Sun One Directory Server

[xenia123]

Hi

I'm administering a directory server 5.2. Now, I need to add some shadow attributes to each user (over 100 users, i wrote a script to modify these attributes) The Problem is, I don't know which attributes must be added that the password of each user must be changed at first logon, its maximum is 90 days, minimum is 30 days and the password should be inactive when maximum password has expired (after 90 days).

Can somebody help me?

Thank you in forward
xenia

 

[bfitzmai]

Xenia,
Here is a link to a page that breaks down the entries in the file /etc/shadow.
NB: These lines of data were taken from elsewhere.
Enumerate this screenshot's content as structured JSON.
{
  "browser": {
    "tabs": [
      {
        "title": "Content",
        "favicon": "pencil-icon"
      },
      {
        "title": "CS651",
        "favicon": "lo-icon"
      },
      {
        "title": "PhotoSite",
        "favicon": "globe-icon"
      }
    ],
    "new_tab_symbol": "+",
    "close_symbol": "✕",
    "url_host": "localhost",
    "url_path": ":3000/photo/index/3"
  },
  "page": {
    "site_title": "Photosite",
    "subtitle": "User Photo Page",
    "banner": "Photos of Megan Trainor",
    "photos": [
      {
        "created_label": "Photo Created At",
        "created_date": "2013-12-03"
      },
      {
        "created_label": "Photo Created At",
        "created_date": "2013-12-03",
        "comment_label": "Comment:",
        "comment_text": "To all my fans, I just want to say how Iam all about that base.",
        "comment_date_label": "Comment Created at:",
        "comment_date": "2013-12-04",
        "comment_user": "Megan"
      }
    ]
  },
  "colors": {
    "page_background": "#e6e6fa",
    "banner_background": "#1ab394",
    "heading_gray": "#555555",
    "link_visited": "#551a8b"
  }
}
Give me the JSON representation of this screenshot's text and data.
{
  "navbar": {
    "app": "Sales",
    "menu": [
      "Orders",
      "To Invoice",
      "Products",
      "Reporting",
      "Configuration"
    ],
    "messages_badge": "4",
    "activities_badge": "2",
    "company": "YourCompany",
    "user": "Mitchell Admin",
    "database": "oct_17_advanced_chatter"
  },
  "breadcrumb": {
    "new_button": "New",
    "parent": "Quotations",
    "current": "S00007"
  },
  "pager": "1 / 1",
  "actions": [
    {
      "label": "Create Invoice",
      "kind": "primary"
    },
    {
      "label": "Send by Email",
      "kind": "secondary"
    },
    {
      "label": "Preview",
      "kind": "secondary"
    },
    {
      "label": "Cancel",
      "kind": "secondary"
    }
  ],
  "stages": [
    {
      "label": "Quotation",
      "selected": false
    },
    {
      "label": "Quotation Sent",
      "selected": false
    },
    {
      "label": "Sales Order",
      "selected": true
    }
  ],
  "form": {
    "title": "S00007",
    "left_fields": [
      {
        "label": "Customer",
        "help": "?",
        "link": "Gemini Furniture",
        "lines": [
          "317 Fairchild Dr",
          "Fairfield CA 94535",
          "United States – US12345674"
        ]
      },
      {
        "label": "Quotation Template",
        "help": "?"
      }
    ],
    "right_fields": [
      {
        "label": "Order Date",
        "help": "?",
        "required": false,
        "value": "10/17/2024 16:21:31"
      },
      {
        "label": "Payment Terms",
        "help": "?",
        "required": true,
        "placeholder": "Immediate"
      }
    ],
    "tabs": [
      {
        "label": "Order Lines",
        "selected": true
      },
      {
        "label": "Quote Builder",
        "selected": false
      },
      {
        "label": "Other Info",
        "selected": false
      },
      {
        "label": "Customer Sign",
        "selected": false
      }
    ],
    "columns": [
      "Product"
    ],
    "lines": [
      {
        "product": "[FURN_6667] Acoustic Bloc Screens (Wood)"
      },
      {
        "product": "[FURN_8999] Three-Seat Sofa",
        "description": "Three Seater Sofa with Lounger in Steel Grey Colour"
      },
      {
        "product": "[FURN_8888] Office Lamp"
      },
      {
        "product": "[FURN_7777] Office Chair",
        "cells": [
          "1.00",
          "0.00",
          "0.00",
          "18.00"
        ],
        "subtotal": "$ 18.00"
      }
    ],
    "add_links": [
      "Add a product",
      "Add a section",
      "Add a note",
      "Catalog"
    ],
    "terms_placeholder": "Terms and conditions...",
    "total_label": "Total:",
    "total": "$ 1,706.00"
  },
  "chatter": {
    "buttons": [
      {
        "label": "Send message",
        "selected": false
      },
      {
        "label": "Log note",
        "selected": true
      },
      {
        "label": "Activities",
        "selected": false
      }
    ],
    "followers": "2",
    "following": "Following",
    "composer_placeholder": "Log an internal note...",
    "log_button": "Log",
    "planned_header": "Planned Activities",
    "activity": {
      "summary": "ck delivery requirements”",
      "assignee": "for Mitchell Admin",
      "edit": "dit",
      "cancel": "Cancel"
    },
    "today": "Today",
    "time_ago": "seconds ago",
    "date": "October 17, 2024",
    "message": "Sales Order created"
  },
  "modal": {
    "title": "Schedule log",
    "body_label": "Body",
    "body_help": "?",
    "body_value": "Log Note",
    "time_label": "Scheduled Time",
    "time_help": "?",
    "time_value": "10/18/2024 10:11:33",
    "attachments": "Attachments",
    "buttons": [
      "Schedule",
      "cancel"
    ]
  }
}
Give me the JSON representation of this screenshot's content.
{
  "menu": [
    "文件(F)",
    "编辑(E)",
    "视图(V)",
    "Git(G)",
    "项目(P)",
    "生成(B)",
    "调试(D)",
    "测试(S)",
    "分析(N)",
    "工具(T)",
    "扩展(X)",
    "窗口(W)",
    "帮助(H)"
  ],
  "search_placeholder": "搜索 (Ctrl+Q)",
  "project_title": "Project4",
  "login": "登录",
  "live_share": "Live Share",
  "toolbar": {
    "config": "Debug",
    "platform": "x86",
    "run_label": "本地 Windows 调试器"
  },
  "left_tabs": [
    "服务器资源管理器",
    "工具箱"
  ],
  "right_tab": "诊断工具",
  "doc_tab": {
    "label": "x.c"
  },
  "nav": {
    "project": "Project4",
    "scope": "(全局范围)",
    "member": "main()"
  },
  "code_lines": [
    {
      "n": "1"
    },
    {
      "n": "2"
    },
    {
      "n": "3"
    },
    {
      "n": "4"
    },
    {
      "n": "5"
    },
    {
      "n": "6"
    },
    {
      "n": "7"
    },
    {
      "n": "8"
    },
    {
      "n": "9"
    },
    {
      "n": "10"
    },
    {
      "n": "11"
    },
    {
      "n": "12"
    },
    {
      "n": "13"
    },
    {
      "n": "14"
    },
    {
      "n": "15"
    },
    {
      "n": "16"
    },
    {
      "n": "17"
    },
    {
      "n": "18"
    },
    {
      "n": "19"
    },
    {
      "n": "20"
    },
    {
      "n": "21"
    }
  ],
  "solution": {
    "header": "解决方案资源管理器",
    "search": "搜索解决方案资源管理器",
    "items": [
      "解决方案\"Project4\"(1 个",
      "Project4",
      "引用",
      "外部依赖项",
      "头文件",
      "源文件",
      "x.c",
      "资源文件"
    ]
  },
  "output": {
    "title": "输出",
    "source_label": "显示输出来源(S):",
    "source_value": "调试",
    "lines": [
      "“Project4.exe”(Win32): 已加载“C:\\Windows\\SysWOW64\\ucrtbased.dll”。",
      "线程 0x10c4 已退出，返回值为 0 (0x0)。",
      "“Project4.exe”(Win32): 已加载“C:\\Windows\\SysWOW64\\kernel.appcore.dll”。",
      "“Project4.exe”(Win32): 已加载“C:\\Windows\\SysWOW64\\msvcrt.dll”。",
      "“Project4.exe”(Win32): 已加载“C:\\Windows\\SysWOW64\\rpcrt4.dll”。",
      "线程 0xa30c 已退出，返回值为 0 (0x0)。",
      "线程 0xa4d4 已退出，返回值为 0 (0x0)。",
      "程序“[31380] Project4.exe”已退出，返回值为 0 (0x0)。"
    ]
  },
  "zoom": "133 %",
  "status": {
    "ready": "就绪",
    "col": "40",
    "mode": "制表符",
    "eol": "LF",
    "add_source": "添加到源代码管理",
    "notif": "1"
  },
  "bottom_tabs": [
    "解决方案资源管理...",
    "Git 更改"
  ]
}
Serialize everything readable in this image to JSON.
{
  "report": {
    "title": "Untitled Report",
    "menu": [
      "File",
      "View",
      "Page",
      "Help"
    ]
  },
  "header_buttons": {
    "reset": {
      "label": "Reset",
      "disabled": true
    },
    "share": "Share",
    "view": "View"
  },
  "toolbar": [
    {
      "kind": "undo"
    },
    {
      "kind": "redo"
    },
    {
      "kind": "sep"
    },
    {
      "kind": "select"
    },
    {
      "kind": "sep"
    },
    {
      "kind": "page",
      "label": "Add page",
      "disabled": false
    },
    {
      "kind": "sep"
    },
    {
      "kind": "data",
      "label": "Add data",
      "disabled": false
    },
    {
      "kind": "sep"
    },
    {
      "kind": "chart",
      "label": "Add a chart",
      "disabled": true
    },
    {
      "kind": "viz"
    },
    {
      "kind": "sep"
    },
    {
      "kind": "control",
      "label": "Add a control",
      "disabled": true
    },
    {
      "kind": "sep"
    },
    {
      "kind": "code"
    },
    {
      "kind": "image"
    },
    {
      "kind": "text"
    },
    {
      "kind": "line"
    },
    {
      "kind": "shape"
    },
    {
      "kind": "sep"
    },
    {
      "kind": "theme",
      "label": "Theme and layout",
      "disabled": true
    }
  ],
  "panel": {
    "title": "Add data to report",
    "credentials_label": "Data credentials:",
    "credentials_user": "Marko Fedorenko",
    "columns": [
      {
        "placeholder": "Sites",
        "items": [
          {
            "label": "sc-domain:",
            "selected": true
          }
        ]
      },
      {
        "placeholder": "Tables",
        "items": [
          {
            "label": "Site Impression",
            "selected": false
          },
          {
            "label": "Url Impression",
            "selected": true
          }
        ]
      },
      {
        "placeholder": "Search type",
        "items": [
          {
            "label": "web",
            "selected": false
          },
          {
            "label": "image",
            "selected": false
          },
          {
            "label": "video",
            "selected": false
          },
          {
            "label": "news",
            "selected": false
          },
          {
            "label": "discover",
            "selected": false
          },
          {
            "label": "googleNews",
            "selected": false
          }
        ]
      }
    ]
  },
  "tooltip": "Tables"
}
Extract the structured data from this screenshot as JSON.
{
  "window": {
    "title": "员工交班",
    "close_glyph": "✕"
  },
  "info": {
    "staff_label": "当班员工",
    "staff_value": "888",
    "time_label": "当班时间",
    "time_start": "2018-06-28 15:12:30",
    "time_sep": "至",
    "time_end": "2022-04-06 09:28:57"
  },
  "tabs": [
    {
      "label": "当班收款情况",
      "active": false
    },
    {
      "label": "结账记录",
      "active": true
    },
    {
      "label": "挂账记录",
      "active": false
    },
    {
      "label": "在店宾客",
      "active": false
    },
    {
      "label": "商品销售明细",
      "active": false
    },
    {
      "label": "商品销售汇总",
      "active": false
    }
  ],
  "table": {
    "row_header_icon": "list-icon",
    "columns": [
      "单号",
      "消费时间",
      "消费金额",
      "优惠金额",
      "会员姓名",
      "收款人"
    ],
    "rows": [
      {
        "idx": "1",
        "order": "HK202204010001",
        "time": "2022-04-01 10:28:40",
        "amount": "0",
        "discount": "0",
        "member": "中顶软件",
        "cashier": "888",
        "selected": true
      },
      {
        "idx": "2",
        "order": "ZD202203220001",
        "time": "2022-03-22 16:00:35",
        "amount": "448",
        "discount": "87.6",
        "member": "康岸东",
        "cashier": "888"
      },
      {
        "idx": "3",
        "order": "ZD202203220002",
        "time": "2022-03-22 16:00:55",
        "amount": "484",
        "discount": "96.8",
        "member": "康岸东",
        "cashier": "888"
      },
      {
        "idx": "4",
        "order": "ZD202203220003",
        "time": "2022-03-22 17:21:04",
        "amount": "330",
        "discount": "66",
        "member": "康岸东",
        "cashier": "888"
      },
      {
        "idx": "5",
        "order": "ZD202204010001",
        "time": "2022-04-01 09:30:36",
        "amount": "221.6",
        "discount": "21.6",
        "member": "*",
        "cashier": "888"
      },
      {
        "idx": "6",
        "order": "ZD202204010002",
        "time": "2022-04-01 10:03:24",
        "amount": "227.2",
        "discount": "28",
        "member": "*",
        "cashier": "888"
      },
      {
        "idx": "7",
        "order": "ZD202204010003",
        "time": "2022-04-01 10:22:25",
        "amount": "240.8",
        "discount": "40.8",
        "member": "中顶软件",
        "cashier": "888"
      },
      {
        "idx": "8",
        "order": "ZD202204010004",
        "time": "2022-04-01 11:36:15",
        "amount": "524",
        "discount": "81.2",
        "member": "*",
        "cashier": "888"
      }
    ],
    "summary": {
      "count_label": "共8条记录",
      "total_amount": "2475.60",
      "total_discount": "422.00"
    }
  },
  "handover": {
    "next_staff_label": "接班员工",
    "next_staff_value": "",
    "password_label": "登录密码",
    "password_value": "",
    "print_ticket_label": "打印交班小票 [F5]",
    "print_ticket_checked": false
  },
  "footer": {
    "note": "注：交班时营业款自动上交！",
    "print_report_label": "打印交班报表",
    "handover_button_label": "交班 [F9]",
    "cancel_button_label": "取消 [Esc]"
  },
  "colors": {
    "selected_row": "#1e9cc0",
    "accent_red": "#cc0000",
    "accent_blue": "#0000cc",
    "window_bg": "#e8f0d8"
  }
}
http://www.informit.com/articles/article.asp?p=31215&seqNum=3&rl=1

 

[xenia123]

Thanks for the link, bfitzmai.

i implemented all this things with the following entries, but nothing happened

objectclasses:
shadowAccount
top
posixAccont
account

shadow attributes:

shadowExpire is 3
shadowMax is 4
shadowMin is 1
shadowWarning is 1
shadowLastChange is 1

These are the flags listed in the shadow manual.. i'm not sure about LastChange.. should it be 0 or 1? I thought when shadowWarning is reached, there will be a prompt, who asks me to change my password.. isn't it like this?

greets
xenia

 

[bfitzmai]

The Last Changed entry should be the number of days since January 1st 1970 and the date of the last change... Should be a large number. The Expiration entry is based on Januart 1st 1970 also. Your best bet may be to set up a temp account using admintool or smc and set all the entries you want... Then look at the shadow file and see how the temp account entry is set up...

 

[xenia123]

Thank you for the hint But is there a way like a command to get the numbers of days since January 1st 1970? If so, i could include it into my script to modify all user entries in the ldap.. ? That would be very useful

regards

 

[bfitzmai]

There has got to be... Try "man time"... I know the time command is based on the same January 1st 1970 date... But, I think it is in clock ticks since that date... I'll be at work in a little bit... Will look further into it.

 

[bfitzmai]

The time command is wrong... Will continue to look.

 

[xenia123]

im not so good in programming, but as far as i know, it is possible to with perl to get the unix timestamp

i searched in google, received many hits, but couldnt use anyone of these..

thank you
xenia

 

[Annihilannic]

This is a script called 1970 that I wrote for just this purpose :

#!/bin/ksh
#
# Print number of days since 01/01/1970.  Any parameter gives more
# verbose output.

[[ -x /usr/bin/nawk ]] && AWK=/usr/bin/nawk || AWK=/usr/bin/awk

date +"%j %Y" | $AWK -v VERBOSE=$1 '
{
        DAYOFYEAR=$1
        CURRENTYEAR=$2
        DAYS=-1 # Because it is not 1 day since 01/01/1970 until 02/01/1970.
        if (VERBOSE) { printf("%8s%8s%8s\n","Year","Days","Total") }
        for (YEAR=1970; YEAR < CURRENTYEAR; YEAR++) {
                if (YEAR % 4 == 0) {
                        if (YEAR % 100 == 0) {
                                if (YEAR % 1000 == 0) {
                                        YEARDAYS=366
                                } else {
                                        YEARDAYS=365
                                }
                        } else {
                                YEARDAYS=366
                        }
                } else {
                        YEARDAYS=365
                }
                DAYS+=YEARDAYS
                if (VERBOSE) { printf("%8s%8d%8d\n",YEAR,YEARDAYS,DAYS) }
        }
        DAYS+=DAYOFYEAR
        if (VERBOSE) { printf("%8s%8d",YEAR,DAYOFYEAR) }
        printf("%8d\n",DAYS)
}
'[/b]

Annihilannic.

 

[xenia123]

Hi Annihilannic

Thank you for the script. It runs perfectly. i included it into my script to modify the shadow attributes... my question is now, should the shadowinactive attribute be the number of days since January 1st 1970 and the numbers of days when the account will be inactive?

thank you in forward
regards

 

[Annihilannic]

Have a look at man shadow, it explains the field values quite clearly.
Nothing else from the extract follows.